JF Ptak Science Books Post 1349
Following an earlier post that I made here on the History of Bad Chairs (including a contrivance made by Declaration-signer Dr. Benjamin Rush that immobilized the body, dulled the senses and kept the feet of its mental-patient-occupant in cold water for "treatment") I'd like to start a short series on bad beds. This part was excited by another historic psychological/shrinkological tool from the arsenal of doctors who treated the insane: an instrument of torturous treatment called the "Utica crib".
It was a device used, obviously, to constrain the person placed in it--so that they could be controlled during the day if drugged and still not controllable, and to be used at night if the patient wouldn't stay under their covers. It looks pretty terrible, a squashed baby bed with a prison door for a top. It comes as one in a long line of bad beds, including psychiatric hospital"tumbling beds". centrifugal beds, and of course spiked beds of the inquisition, stretching beds form the same, Aushwitz "beds", and on and on, devices of torture made from places of rest.

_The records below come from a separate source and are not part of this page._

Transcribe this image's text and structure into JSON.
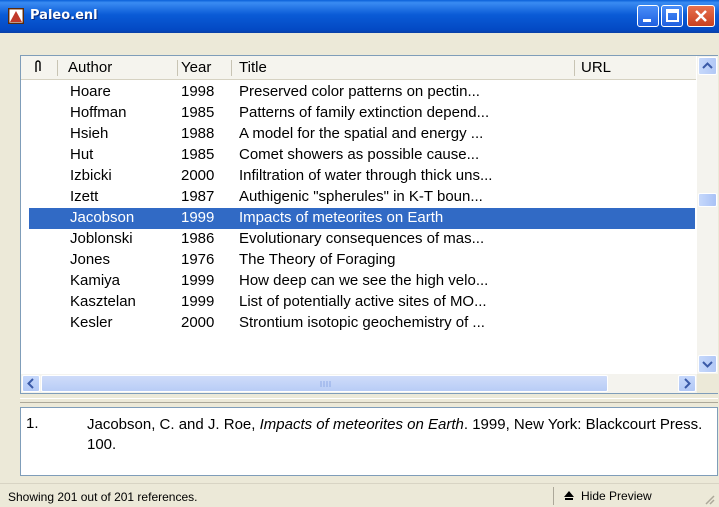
{
  "window": {
    "title": "Paleo.enl"
  },
  "columns": {
    "attachment": "0",
    "author": "Author",
    "year": "Year",
    "title": "Title",
    "url": "URL"
  },
  "references": [
    {
      "author": "Hoare",
      "year": "1998",
      "title": "Preserved color patterns on pectin..."
    },
    {
      "author": "Hoffman",
      "year": "1985",
      "title": "Patterns of family extinction depend..."
    },
    {
      "author": "Hsieh",
      "year": "1988",
      "title": "A model for the spatial and energy ..."
    },
    {
      "author": "Hut",
      "year": "1985",
      "title": "Comet showers as possible cause..."
    },
    {
      "author": "Izbicki",
      "year": "2000",
      "title": "Infiltration of water through thick uns..."
    },
    {
      "author": "Izett",
      "year": "1987",
      "title": "Authigenic \"spherules\" in K-T boun..."
    },
    {
      "author": "Jacobson",
      "year": "1999",
      "title": "Impacts of meteorites on Earth",
      "selected": true
    },
    {
      "author": "Joblonski",
      "year": "1986",
      "title": "Evolutionary consequences of mas..."
    },
    {
      "author": "Jones",
      "year": "1976",
      "title": "The Theory of Foraging"
    },
    {
      "author": "Kamiya",
      "year": "1999",
      "title": "How deep can we see the high velo..."
    },
    {
      "author": "Kasztelan",
      "year": "1999",
      "title": "List of potentially active sites of MO..."
    },
    {
      "author": "Kesler",
      "year": "2000",
      "title": "Strontium isotopic geochemistry of ..."
    }
  ],
  "preview": {
    "number": "1.",
    "citation_pre": "Jacobson, C. and J. Roe, ",
    "citation_title": "Impacts of meteorites on Earth",
    "citation_post": ". 1999, New York: Blackcourt Press. 100."
  },
  "statusbar": {
    "status_text": "Showing 201 out of 201 references.",
    "hide_preview_label": "Hide Preview"
  },
  "colors": {
    "selection": "#316ac5",
    "titlebar": "#0a5bd6",
    "close_button": "#c84020"
  }
}
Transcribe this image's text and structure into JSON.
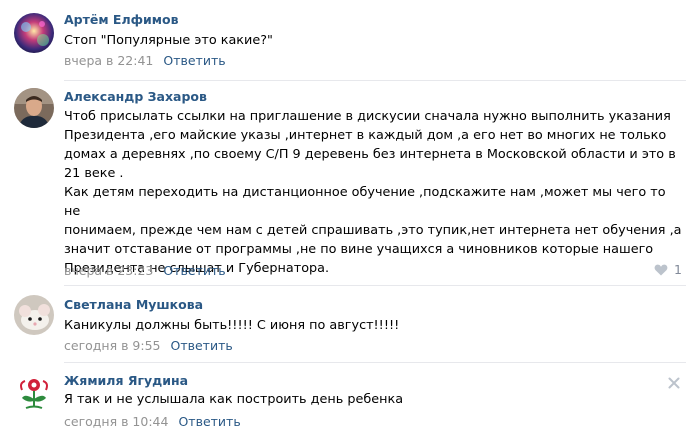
{
  "comments": [
    {
      "author": "Артём Елфимов",
      "text": "Стоп \"Популярные это какие?\"",
      "time": "вчера в 22:41",
      "reply": "Ответить",
      "avatar": "avatar-photo-colorful"
    },
    {
      "author": "Александр Захаров",
      "text": "Чтоб присылать ссылки на приглашение в дискусии сначала нужно выполнить указания\nПрезидента ,его майские указы ,интернет в каждый дом ,а его нет во многих не только\nдомах а деревнях ,по своему С/П 9 деревень без интернета в Московской области и это в\n21 веке .\nКак детям переходить на дистанционное обучение ,подскажите нам ,может мы чего то не\nпонимаем, прежде чем нам с детей спрашивать ,это тупик,нет интернета нет обучения ,а\nзначит отставание от программы ,не по вине учащихся а чиновников которые нашего\nПрезидента не слышат и Губернатора.",
      "time": "вчера в 23:23",
      "reply": "Ответить",
      "likes": "1",
      "avatar": "avatar-photo-man"
    },
    {
      "author": "Светлана Мушкова",
      "text": "Каникулы должны быть!!!!! С июня по август!!!!!",
      "time": "сегодня в 9:55",
      "reply": "Ответить",
      "avatar": "avatar-photo-mouse"
    },
    {
      "author": "Жямиля Ягудина",
      "text": "Я так и не услышала как построить день ребенка",
      "time": "сегодня в 10:44",
      "reply": "Ответить",
      "avatar": "avatar-ornament-flower"
    }
  ],
  "colors": {
    "link": "#2a5885",
    "meta": "#939393",
    "divider": "#e7e8ec",
    "icon": "#bcc3cc"
  },
  "icons": {
    "like": "heart-icon",
    "delete": "close-icon"
  }
}
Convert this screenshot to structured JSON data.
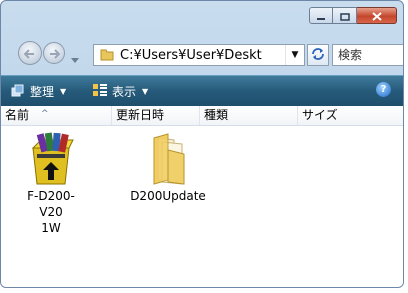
{
  "window": {
    "buttons": {
      "minimize": "minimize-icon",
      "maximize": "maximize-icon",
      "close": "close-icon"
    }
  },
  "address_bar": {
    "path": "C:¥Users¥User¥Deskt",
    "search_placeholder": "検索"
  },
  "toolbar": {
    "organize_label": "整理",
    "views_label": "表示",
    "help_label": "?"
  },
  "columns": [
    "名前",
    "更新日時",
    "種類",
    "サイズ"
  ],
  "files": [
    {
      "name_line1": "F-D200-V20",
      "name_line2": "1W",
      "icon": "installer-archive-icon"
    },
    {
      "name_line1": "D200Update",
      "name_line2": "",
      "icon": "folder-icon"
    }
  ],
  "colors": {
    "toolbar": "#265a7a",
    "window_frame": "#c8dcee",
    "close_button": "#c4472c"
  }
}
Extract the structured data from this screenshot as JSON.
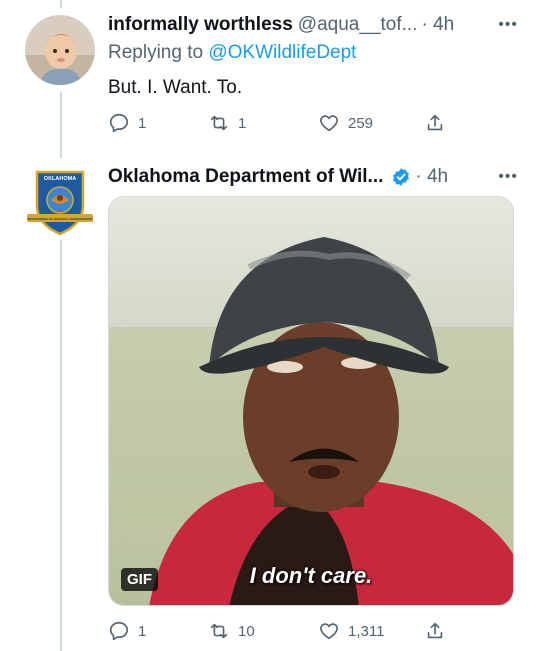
{
  "tweet1": {
    "name": "informally worthless",
    "handle": "@aqua__tof...",
    "time": "· 4h",
    "replying_prefix": "Replying to ",
    "replying_to": "@OKWildlifeDept",
    "text": "But. I. Want. To.",
    "reply_count": "1",
    "retweet_count": "1",
    "like_count": "259"
  },
  "tweet2": {
    "name": "Oklahoma Department of Wil...",
    "time": "· 4h",
    "avatar_top_text": "OKLAHOMA",
    "avatar_bottom_text": "DEPARTMENT OF WILDLIFE CONSERVATION",
    "media": {
      "badge": "GIF",
      "caption": "I don't care."
    },
    "reply_count": "1",
    "retweet_count": "10",
    "like_count": "1,311"
  },
  "icons": {
    "more": "ellipsis-icon",
    "reply": "reply-icon",
    "retweet": "retweet-icon",
    "like": "heart-icon",
    "share": "share-icon",
    "verified": "verified-badge-icon"
  },
  "colors": {
    "text": "#0f1419",
    "secondary": "#536471",
    "link": "#1d9bf0",
    "thread_line": "#cfd9de",
    "verified": "#1d9bf0"
  }
}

The Utica Bed of the New York State Lunatic Asylum at Utica--if not actually constructed in Utica it was popularized there--was put into use at about the same time that the facility was opened in 1843. According to the numerous reports of New York State asylums directors in Supervision of our Asylums for the Insane1, it was about time (in 1880) that folks in control of the state institutions start to deal with their charges in a medical, treatable, fashion; to try and remedy the effects of mental illness rather than just use the asylums to warehouse societal outcasts. And it was in this paper that the Utica Crib (and other retraining devices) came under very severe criticism. (The original pamphlet is available at our blog bookstore.)
Edward C. Spitzka makes the point that the institutional that use devices like the Utica Crib--which was supposed to prevent patients from injuring themselves--actually had far more incidences of patient injurious than those institutions which--with a similar clientelle--didn't use them at all. Spitzka made a very compelling case the the Utica Crib and other devices were archaic remnants of an earlier and darker time in the treatment of cases outside mental health, and they they were far more injurious to patients than not having them at all. They also, he said, demoralized the staff of the hospital and depressed the medical supervision, making a mockery of treatment. All in all, Spitzka's insights were accurate and prescient.
Notes:
1. Report of the Proceedings for Establishing a Board of Commissioners in Lunacy for the State of New York, published by Sherwood & Co., NYC, in 1880. 55pp.